You then turn the engine until both valves are closed on the cylinder to be checked, lock the engine from turning, and attach a compressor airline to the fitting you have installed in the head.

Apply 100 psi (690Kpa) to the line, and any leakage past either valve will show up as air coming from an exhaust port or an inlet port.

This is an effective and proven method of finding leaking valves, and this replaces the need for a diesel compression gauge - which many people don't have anyway, and which gauge needs to read to at least 500 psi (3450Kpa), as many diesels have normal compression pressures of 325-350psi (2240-2415Kpa).

You could also have a small piece of dislodged carbon jammed in a valve seat. It's amazing how this can happen, but it does. The carbon will stay there until its hammered out, which can take some time.

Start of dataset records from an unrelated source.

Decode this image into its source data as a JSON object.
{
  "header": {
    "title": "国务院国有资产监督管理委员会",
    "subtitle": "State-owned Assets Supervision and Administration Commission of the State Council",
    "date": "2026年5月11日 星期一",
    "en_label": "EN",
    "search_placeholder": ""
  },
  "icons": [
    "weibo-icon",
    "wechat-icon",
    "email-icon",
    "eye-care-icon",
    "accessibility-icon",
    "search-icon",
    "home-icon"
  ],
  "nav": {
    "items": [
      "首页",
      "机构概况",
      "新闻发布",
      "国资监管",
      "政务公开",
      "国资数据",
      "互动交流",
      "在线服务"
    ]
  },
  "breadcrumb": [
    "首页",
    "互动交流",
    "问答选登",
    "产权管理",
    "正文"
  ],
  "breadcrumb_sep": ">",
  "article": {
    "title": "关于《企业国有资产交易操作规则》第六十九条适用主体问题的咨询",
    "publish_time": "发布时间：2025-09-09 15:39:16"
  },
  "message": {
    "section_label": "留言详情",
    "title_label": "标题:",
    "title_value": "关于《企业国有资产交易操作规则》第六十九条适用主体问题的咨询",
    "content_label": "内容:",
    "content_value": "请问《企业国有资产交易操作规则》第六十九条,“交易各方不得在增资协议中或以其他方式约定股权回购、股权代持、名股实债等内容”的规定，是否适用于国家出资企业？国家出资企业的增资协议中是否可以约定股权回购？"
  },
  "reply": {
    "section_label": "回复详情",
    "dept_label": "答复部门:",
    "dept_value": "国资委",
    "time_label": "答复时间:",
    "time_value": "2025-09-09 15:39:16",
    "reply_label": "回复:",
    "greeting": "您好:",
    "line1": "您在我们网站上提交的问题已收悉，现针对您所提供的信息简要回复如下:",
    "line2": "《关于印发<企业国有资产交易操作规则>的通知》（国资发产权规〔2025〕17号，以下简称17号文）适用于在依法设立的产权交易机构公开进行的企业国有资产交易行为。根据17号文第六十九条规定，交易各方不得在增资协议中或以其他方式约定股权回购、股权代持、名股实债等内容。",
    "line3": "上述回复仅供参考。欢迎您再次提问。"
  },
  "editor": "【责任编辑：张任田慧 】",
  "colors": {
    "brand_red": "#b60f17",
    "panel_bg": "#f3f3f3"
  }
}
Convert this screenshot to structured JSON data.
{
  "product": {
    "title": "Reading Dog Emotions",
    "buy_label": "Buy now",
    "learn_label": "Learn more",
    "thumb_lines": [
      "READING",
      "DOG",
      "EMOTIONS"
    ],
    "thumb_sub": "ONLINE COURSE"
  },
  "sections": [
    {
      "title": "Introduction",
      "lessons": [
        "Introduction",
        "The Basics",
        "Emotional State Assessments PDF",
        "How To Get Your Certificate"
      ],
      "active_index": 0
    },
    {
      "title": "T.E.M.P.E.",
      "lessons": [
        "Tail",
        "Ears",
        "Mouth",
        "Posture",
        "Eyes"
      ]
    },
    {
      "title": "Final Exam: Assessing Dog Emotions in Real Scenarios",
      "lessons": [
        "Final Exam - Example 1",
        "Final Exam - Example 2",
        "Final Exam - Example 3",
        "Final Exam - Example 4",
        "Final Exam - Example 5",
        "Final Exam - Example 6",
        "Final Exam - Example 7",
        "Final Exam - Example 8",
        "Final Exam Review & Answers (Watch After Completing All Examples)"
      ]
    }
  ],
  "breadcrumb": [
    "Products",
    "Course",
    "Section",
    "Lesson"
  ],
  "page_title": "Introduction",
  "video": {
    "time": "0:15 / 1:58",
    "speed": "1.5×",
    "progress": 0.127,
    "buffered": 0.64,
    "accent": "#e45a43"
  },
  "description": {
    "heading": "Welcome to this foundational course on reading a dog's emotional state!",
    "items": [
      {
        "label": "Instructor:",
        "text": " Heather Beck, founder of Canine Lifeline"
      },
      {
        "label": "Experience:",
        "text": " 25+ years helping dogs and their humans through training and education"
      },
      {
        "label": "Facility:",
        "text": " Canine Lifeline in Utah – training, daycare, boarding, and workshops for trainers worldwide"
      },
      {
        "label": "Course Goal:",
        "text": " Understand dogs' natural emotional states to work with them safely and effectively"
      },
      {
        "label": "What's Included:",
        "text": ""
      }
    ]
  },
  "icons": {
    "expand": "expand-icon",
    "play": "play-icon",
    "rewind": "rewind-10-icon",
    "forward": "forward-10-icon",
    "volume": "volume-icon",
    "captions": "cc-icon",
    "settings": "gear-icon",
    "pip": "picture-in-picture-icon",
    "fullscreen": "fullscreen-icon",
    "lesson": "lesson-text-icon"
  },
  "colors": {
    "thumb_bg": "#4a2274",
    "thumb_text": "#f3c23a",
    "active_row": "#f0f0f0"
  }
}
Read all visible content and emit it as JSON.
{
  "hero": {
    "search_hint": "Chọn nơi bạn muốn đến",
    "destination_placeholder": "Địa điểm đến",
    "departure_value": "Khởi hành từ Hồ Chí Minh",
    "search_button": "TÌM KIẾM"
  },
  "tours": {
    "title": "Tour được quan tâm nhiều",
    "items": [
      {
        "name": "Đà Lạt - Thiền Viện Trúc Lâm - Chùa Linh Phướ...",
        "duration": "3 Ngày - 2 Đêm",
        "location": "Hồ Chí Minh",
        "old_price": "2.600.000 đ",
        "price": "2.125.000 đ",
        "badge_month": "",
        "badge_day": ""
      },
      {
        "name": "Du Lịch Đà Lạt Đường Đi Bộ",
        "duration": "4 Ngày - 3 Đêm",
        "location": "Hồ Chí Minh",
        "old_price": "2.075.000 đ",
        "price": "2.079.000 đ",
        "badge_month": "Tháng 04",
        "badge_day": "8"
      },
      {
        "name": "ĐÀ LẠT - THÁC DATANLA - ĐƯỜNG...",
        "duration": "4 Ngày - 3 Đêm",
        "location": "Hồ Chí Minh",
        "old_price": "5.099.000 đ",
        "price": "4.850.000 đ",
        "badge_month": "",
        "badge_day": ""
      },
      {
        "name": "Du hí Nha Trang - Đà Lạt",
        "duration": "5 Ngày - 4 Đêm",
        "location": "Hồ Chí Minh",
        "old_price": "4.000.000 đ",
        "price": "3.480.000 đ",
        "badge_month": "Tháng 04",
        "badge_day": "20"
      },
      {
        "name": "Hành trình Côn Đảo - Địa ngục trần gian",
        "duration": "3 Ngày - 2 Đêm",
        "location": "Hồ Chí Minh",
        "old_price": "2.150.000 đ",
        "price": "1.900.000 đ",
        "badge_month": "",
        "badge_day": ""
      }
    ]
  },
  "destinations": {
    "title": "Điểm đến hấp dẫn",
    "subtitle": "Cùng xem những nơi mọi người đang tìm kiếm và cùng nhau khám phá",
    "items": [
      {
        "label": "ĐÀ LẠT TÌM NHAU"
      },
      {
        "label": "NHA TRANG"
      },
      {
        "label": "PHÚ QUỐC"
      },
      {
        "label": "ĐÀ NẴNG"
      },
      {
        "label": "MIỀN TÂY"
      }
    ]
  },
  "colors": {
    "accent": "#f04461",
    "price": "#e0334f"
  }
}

However, a chunk of carbon jammed in a valve seat quite often produces a frighteningly loud knock, as well as combustion gas leakage.

Cheers, Ron.
AnswerID: 591949

Follow Up By: LandCoaster - Monday, Oct 26, 2015 at 01:19

Monday, Oct 26, 2015 at 01:19
many thanks for your reply Ron. I cleaned the area repeateadly for three days prior, made caps etc...
An unfortunate incident during dissambly led to number one injector line twisting around 180 degrees on itself on a bend, perhaps this has restricted it's flow..
The idle is really good, all cylinders poping of consistently, cept the one......
At this stage I hoping it isnt a valve, there's no knocks, everything's whiring around in there nice. There was a slight "ring" but that sorted on the 'warmed-up' second tappet adjustment.
There where substancial pits in the old rockers faces and who knows when they where last adjuted. Adjusting the tappets is difficult. The gap on two is uneven, sloped sorta', should have also replced the valve-spring retainers i spose..We've done 4 tappet adjustments after short runs, most needed tightenning each time. an now giving it a longer run hoping everything can bed in, in particular the rocker faces and sockets to push rod ball ends.
Will definetly use that method of testing for valve leaks.